CARNETS DE LA GUERRE DU VIETNAM
"De la chair et du sang qui s’accumulent jusqu’à former une montagne de haine dressée toujours plus haute tous les jours plus haute devant nos yeux. Quand, mais quand donc chasserons-nous ces hordes assoiffées de sang de nos terres?" Dang Thuy Trâm
Les éditions Picquier publient un document exceptionnel : les carnets de Dang Thuy Trâm, jeune médecin vietcong. Ce Journal commence le 8 avril 1968, deux mois avant l’offensive du Têt. Dang a 25 ans. Elle est responsable d’un hôpital de campagne, une centaine de blessés recueillis dans les montagnes aux alentours de Da Nang. Dang est une de ces anciennes élèves du lycée de Hanoï, qui a formé des générations d’intellectuels vietnamiens. Issue d’une famille cultivée, son diplôme en poche, elle fit le choix d’aller au front, diriger un hôpital de fortune, sans électricité, sans médicaments, sans anesthésiant, pour soigner coûte que coûte les siens, soulager les souffrances. Une jeune femme forte et fragile à la fois, ne renonçant jamais à ses émotions. Elle restera de fait –c’est particulièrement sensible à la lecture de ses carnets- une jeune femme submergée par l’émotion, manifestant à tout moment une empathie incroyable à l’égard de son prochain.

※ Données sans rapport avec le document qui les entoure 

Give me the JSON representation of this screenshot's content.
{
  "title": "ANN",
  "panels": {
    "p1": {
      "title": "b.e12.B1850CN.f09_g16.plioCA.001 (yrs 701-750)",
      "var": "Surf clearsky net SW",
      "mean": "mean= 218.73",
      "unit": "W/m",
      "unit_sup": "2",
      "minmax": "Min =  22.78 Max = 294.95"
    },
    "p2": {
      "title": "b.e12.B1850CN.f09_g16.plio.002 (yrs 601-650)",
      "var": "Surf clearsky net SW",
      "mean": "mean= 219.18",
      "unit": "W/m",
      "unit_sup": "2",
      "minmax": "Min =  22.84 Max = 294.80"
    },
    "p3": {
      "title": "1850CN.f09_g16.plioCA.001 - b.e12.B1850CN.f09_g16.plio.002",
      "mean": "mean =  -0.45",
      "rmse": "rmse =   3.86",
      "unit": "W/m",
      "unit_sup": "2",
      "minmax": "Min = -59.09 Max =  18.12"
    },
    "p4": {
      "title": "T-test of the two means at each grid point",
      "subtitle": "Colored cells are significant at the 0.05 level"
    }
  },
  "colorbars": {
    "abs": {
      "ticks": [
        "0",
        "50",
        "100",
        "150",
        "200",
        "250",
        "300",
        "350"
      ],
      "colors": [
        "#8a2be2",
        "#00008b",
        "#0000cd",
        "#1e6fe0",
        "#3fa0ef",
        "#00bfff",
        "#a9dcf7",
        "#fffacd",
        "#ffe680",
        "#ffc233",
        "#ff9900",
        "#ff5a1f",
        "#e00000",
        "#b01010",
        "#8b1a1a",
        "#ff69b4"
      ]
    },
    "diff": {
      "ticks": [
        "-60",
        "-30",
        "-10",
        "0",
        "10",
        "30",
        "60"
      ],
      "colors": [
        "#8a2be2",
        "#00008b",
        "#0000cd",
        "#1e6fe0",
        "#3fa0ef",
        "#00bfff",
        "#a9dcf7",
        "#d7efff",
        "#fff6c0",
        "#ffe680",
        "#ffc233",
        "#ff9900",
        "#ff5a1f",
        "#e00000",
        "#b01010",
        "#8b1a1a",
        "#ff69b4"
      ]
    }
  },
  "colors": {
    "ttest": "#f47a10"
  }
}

Fin 65. Les Etats-Unis mettent en œuvre leur politique de la terre brûlée. Ils bombardent sans répit les campagnes, détruisent systématiquement les villages suspectés d’aider l’ennemi. En 67, l’armée US aura ainsi anéanti 70% des hameaux de la zone côtière. La moitié de la population qui vivait là sera jetée sur les routes, nomades errant sans fin d’un bombardement l’autre tandis que les américains rasent au bulldozer leurs villages. Débarque l’Americal, une division spécialement entraînée à cette guerre de sauvages. Colin Powell, commandant du bataillon de la 11ème Brigade d’Infanterie déclarera par la suite n’avoir jamais pu dormir deux nuits de suite dans le même lit, de peur de l’atmosphère barbare qui régnait au sein même de sa compagnie. Le 1er mars 68, une brigade de sa compagnie entre dans Son My, rassemble les femmes, les enfants, les vieillards et en exécute 504. Dang vit dans cette région. Les avions pilonnent les collines, larguent leur défoliant ou des obus au phosphore blanc qui calcinent les corps en deux secondes. En juin 70, l’hôpital de Dang est repéré. La position devient vite intenable : les américains s’acharnent sur l’hôpital en toute conscience de cause. Abandonner les invalides ? Dang le refuse. Le 20 juin, des hordes sauvages de GI’s donnent l’assaut final. Dang est abattue dans sa blouse de médecin, d’une balle dans le front. Ses carnets sont récupérés par les GI’s et confiés à la section d’analyse des documents saisis. L’un des membres de cette section finira par les soustraire à leur destruction promise, pour les restituer en 2005 à la famille de Dang. Publiés pour la première fois à Hanoï cette même année 2005, le succès sera immédiat : près de 500 000 exemplaires vendus, un très fort écho dans la jeunesse, sans doute du fait de l’idéalisme qui traverse l’ensemble des écrits de Dang, et son refus de censurer ses doutes, ses peurs, sa propre souffrance morale. "La Guerre est détestable", affirme-t-elle au moment où, traînant avec elle ses blessés, elle sent passer néanmoins le souffle de la victoire sur leurs têtes : la haine ne peut venir à bout de cet élan de compassion qui soude un peuple tout entier. Peu d’espoir certes, mais les battements d’aile de l’espérance immense.--joël jégouzo--.
Les Carnets retrouvés (1968-1970), Dang Thuy Trâm, éditions Picquier, août 2010, 276 pages, traduit du vietnamien par jean-Claude Garcias, introduction de Frances Fitzgerald, isbn : 978-2-87730-0196-8.